You can go home, but why would you want to…
February 24th, 2009 Posted 1:00 am
I feel like the saddest little girl in the world, at age 55, because my hero, my Daddy has let me down. More than let me down, he has emotionally drop -kicked me into irreversible woman-hood. I could believe in white knights before, because I still believed that My Dad was one.
Through a steady string of broken hearts and broken dreams, I cried into my pillow (sometimes with Mr. Wrong still there) steady in my belief that at least one good man cared deeply for me. Somewhere out there would be another man , steadfast and honourable who would see me for the wonderful woman who I am…
Throughout many ill-fated relationship I always comforted myself with the idea that my Daddy loved me. When I was very young, we adored eachother. Simple as that. I was one lucky little girl, I had a father who cared.
He “Eskimo-kissed” me with his nose , held me on his lap and let me steer when he drove the car.ran in circles, pipe clutched between teeth, as he propelled me on the merry-go-round…. put cigar bands on my dirty fingers for “rings” . We read the Sunday comics snuggled in close and tight. I felt safe and secure in his love.
Just as I hit puberty, and Paul McCartney grabbed my interest in a deliciously new way, things changed. My parents’ marriage had always been shakey. My mother hit menopause, which added to the stress. The cold war moved into our house…and my Daddy became aloof and unreachable.
My father moved into their bedroom full-time. He installed a t.v. set , coffee perculator and lounge chair . Straight from work, upstairs and into his cave became the norm. I only saw him at dinner unless I felt that I had a sufficiently good reason to knock on his closed door. It was clear he was happiest alone. I was not sure how to handle this rejection so I decided , in classic adolescent fashion, to not care.
This soon transferred into a major crush on a teenage boy, who returned my affection with ardour! We fell “in love” and did everything but Eskimo kiss…. this love affair lasted only months, and I was shipped off up North to live with an older sister and to “cool it”. The sister ran a boarding house which housed several single young men who mined for their living and partied hard afterward, so, perhaps it was not the best plan my Dad came up with….that really is another story…
Recently, my Dad offered me some “Air Miles” to fly to Arizona for a visit. I love the heat and the sunsets, and the idea that I have a “home” of sorts in their home in Tucson. I have been there often enough to feel that the spare bedroom is mine, and in a silly sentimental “kid from a broken home” fashion, this means alot.
Over time my Dad and I have writtens, made calls, and had the occasional visit and slowly mended our fences. These visits I make are usually short and sweet, and we steer clear of the later memories and focus on my happy childhood. Neither one of us ever got past the hurt we both experienced when I left home so young and unexpectedly.
Now here is where it all went south. I have recently developed fibromyalgia. It has knocked me for a loop - I was always a well person and I am in a state of despair and depression over the chronic pain and fatigue I am living with.
I arrived in Tucson, exhausted and in pain after 12 hours of travelling. My Dad and his wife had not seen me since I was diagnosed.
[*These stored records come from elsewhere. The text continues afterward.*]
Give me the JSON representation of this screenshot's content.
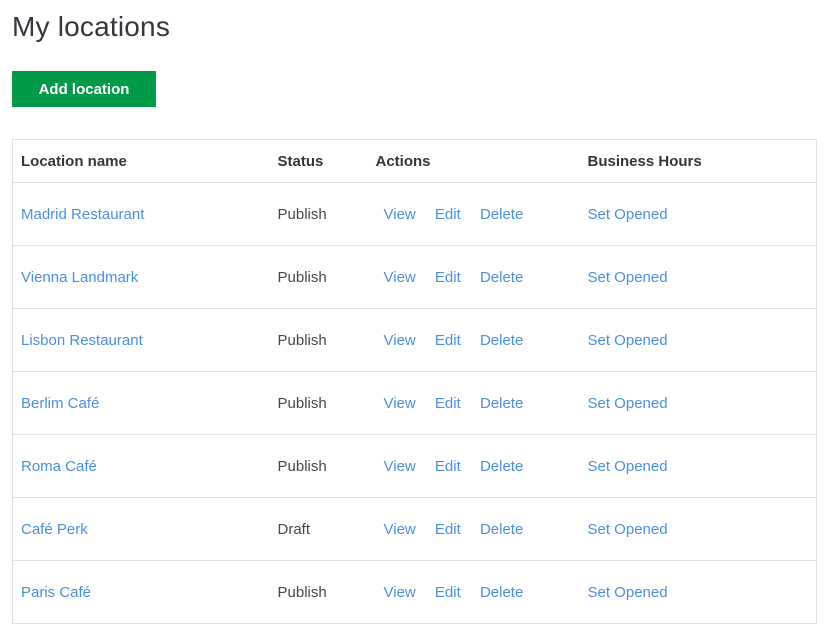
{
  "page": {
    "title": "My locations"
  },
  "toolbar": {
    "add_location_label": "Add location"
  },
  "colors": {
    "button_green": "#019a48",
    "link_blue": "#4a90e2",
    "heading_text": "#32373c",
    "body_text": "#43484e",
    "table_border": "#e1e1e1"
  },
  "table": {
    "headers": [
      "Location name",
      "Status",
      "Actions",
      "Business Hours"
    ],
    "action_labels": [
      "View",
      "Edit",
      "Delete"
    ],
    "business_hours_label": "Set Opened",
    "rows": [
      {
        "name": "Madrid Restaurant",
        "status": "Publish"
      },
      {
        "name": "Vienna Landmark",
        "status": "Publish"
      },
      {
        "name": "Lisbon Restaurant",
        "status": "Publish"
      },
      {
        "name": "Berlim Café",
        "status": "Publish"
      },
      {
        "name": "Roma Café",
        "status": "Publish"
      },
      {
        "name": "Café Perk",
        "status": "Draft"
      },
      {
        "name": "Paris Café",
        "status": "Publish"
      }
    ]
  }
}
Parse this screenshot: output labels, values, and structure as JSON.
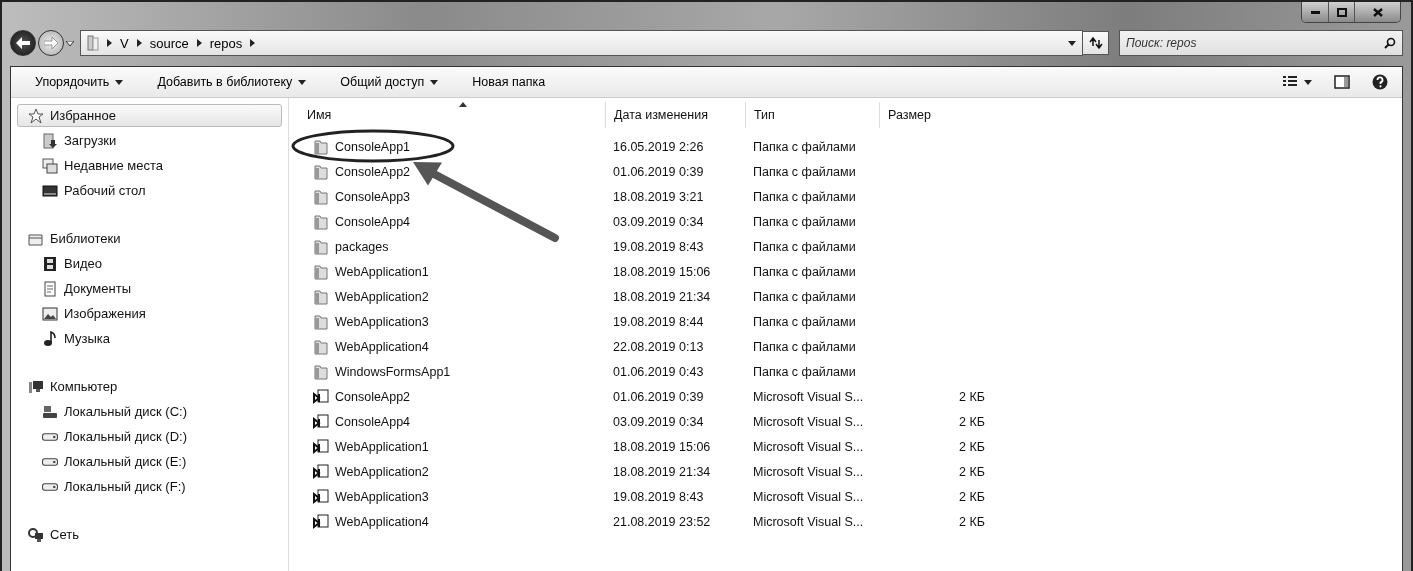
{
  "address": {
    "crumbs": [
      "V",
      "source",
      "repos"
    ]
  },
  "search": {
    "placeholder": "Поиск: repos"
  },
  "toolbar": {
    "buttons": [
      {
        "label": "Упорядочить",
        "dropdown": true
      },
      {
        "label": "Добавить в библиотеку",
        "dropdown": true
      },
      {
        "label": "Общий доступ",
        "dropdown": true
      },
      {
        "label": "Новая папка",
        "dropdown": false
      }
    ]
  },
  "sidebar": {
    "groups": [
      {
        "label": "Избранное",
        "selected": true,
        "children": [
          {
            "label": "Загрузки",
            "selected": false
          },
          {
            "label": "Недавние места",
            "selected": false
          },
          {
            "label": "Рабочий стол",
            "selected": false
          }
        ]
      },
      {
        "label": "Библиотеки",
        "selected": false,
        "children": [
          {
            "label": "Видео",
            "selected": false
          },
          {
            "label": "Документы",
            "selected": false
          },
          {
            "label": "Изображения",
            "selected": false
          },
          {
            "label": "Музыка",
            "selected": false
          }
        ]
      },
      {
        "label": "Компьютер",
        "selected": false,
        "children": [
          {
            "label": "Локальный диск (C:)",
            "selected": false
          },
          {
            "label": "Локальный диск (D:)",
            "selected": false
          },
          {
            "label": "Локальный диск (E:)",
            "selected": false
          },
          {
            "label": "Локальный диск (F:)",
            "selected": false
          }
        ]
      },
      {
        "label": "Сеть",
        "selected": false
      }
    ]
  },
  "table": {
    "columns": [
      "Имя",
      "Дата изменения",
      "Тип",
      "Размер"
    ],
    "rows": [
      {
        "kind": "folder",
        "name": "ConsoleApp1",
        "date": "16.05.2019 2:26",
        "type": "Папка с файлами"
      },
      {
        "kind": "folder",
        "name": "ConsoleApp2",
        "date": "01.06.2019 0:39",
        "type": "Папка с файлами"
      },
      {
        "kind": "folder",
        "name": "ConsoleApp3",
        "date": "18.08.2019 3:21",
        "type": "Папка с файлами"
      },
      {
        "kind": "folder",
        "name": "ConsoleApp4",
        "date": "03.09.2019 0:34",
        "type": "Папка с файлами"
      },
      {
        "kind": "folder",
        "name": "packages",
        "date": "19.08.2019 8:43",
        "type": "Папка с файлами"
      },
      {
        "kind": "folder",
        "name": "WebApplication1",
        "date": "18.08.2019 15:06",
        "type": "Папка с файлами"
      },
      {
        "kind": "folder",
        "name": "WebApplication2",
        "date": "18.08.2019 21:34",
        "type": "Папка с файлами"
      },
      {
        "kind": "folder",
        "name": "WebApplication3",
        "date": "19.08.2019 8:44",
        "type": "Папка с файлами"
      },
      {
        "kind": "folder",
        "name": "WebApplication4",
        "date": "22.08.2019 0:13",
        "type": "Папка с файлами"
      },
      {
        "kind": "folder",
        "name": "WindowsFormsApp1",
        "date": "01.06.2019 0:43",
        "type": "Папка с файлами"
      },
      {
        "kind": "solution",
        "name": "ConsoleApp2",
        "date": "01.06.2019 0:39",
        "type": "Microsoft Visual S...",
        "size": "2 КБ"
      },
      {
        "kind": "solution",
        "name": "ConsoleApp4",
        "date": "03.09.2019 0:34",
        "type": "Microsoft Visual S...",
        "size": "2 КБ"
      },
      {
        "kind": "solution",
        "name": "WebApplication1",
        "date": "18.08.2019 15:06",
        "type": "Microsoft Visual S...",
        "size": "2 КБ"
      },
      {
        "kind": "solution",
        "name": "WebApplication2",
        "date": "18.08.2019 21:34",
        "type": "Microsoft Visual S...",
        "size": "2 КБ"
      },
      {
        "kind": "solution",
        "name": "WebApplication3",
        "date": "19.08.2019 8:43",
        "type": "Microsoft Visual S...",
        "size": "2 КБ"
      },
      {
        "kind": "solution",
        "name": "WebApplication4",
        "date": "21.08.2019 23:52",
        "type": "Microsoft Visual S...",
        "size": "2 КБ"
      }
    ]
  }
}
I had warned them that I was not feeling very well, but was assured my visit was welcome.
Unfortunately, over the next 10 days, I suddenly started remembering why my Father and I had become so distant, before I left home. At 15, I had started to see the chinks in his armor. He sets very high expectations for himself, and others, and to be ill is viewed as weakness.
My invisible ailment drove him nuts. I could see him grinding his teeth in frustration, as I tried to explain why I was not at work any longer, why I was suddenly almost destitute because my insurance plan was so lousy.
The medication I take and the nature of the illness, cause incredible fatigue. He was critical in a quiet, slow-burning way of my need for mornings in bed. My appetite and choices of food are also affected by the above…he and his wife found me not only lazy, but a picky, un-appreciative eater.
The days passed slowly . I just wanted to be home in my own little cocoon where I could go about getting well on my own terms. Where I could remember a time when my Dad could comfort me when I was in pain, and make it better just by caring so much.
I am part of a small group of Fibro suffers who meet once a month. The hurt and pain that families inflict emotionally on us , through denial or disbelief of our illness is a common topic. The ones we count on all our lives to kiss our hurts away, or give us a (gentle!) hug, often cannot offer that support. It adds to the sadness and anger that I feel every morning when I try to get out of bed, feeling that no body really cares. Not even my Daddy….
Over the miles, and some 40 years, my Dad and I have made our peace and shared letters, phone calls and the odd visit. Lack of funds limits travel anywhere.
He, who has lots of disposable income, prefers to spend it on more exotic places than Canada. He and his “new” (now married some 30 years) wife used to be globe trotters. Now, with age and a little ill-health, they stay close to home.
I am a fibroymalgia sufferer - new to this painful condition and still experiencing the un-expected - it was painful to realize that my father could not relate.